Other goals include acting as a hub for public-health support, establishing the use of telemedicine and creating outreach clinics.
In terms of progress, a lead nurse has just been appointed, subject to the relevant checks, following interviews on Monday (January 6) and they will be heavily involved in the recruitment of the rest of the team.
A project board is being set up and will meet for the first time towards the end of the month, while dialogue has continued with the Rothbury community.
Ms Milne did, however, accept that there remain challenges, namely recruitment, timescales and communication and understanding of the new model itself.
On recruitment, the lead nurse appointment is a key step and there has been staff interest in the other roles, she said.
On the timescale, she added: “We are hopeful and ambitious we will have something in place by April, but that will be an ongoing process throughout 2020.”

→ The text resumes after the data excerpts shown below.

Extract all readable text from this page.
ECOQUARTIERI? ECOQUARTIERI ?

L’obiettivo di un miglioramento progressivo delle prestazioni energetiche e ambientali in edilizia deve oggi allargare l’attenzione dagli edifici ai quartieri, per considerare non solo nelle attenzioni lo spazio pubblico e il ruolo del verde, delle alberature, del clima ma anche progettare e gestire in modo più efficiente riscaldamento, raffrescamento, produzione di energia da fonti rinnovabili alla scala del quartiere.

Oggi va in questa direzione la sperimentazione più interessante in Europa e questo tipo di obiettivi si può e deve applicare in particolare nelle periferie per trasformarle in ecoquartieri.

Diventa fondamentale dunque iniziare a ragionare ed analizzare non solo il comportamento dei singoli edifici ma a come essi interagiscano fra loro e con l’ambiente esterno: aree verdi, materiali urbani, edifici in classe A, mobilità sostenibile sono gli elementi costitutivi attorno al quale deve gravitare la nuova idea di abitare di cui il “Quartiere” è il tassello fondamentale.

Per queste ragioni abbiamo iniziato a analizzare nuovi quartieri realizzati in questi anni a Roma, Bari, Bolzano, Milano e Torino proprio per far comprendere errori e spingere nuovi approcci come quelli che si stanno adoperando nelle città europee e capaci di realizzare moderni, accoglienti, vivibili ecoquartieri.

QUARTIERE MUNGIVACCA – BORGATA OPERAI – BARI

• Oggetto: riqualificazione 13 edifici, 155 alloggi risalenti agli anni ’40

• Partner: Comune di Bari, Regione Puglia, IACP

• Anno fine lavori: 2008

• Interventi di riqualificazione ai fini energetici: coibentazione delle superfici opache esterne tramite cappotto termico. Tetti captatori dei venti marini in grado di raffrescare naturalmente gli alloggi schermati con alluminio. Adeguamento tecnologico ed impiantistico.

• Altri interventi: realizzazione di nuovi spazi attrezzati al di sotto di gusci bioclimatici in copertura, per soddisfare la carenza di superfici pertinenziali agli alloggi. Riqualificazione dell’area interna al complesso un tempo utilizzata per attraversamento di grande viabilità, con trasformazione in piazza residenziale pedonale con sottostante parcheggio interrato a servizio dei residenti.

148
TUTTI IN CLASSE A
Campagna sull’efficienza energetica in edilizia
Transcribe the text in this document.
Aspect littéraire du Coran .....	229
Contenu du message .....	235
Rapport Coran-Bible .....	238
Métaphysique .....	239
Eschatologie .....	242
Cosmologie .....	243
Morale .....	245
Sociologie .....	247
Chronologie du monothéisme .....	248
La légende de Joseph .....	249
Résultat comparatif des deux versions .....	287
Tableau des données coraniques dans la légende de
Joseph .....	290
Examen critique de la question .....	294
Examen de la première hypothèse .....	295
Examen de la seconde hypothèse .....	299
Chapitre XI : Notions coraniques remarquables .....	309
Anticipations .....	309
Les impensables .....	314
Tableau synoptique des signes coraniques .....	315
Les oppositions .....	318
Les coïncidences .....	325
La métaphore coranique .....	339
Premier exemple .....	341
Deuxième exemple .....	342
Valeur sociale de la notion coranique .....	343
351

The proposals for Rothbury Community Hospital have come about following the trust and the CCG looking again at the future of the facility, after the Health Secretary ordered that more work needed to be done locally on the next steps.
This was in the wake of the permanent closure of the site’s 12-bed inpatient ward in 2017, one year after a temporary shut-down came into force.
At the health and wellbeing committee meeting last September, members unanimously backed the trust’s proposals and accepted that the directions of the Secretary of State and the Independent Reconfiguration Panel (IRP) – a non-departmental public health body which concluded that there were flaws in the CCG’s engagement and consultation processes – had been met.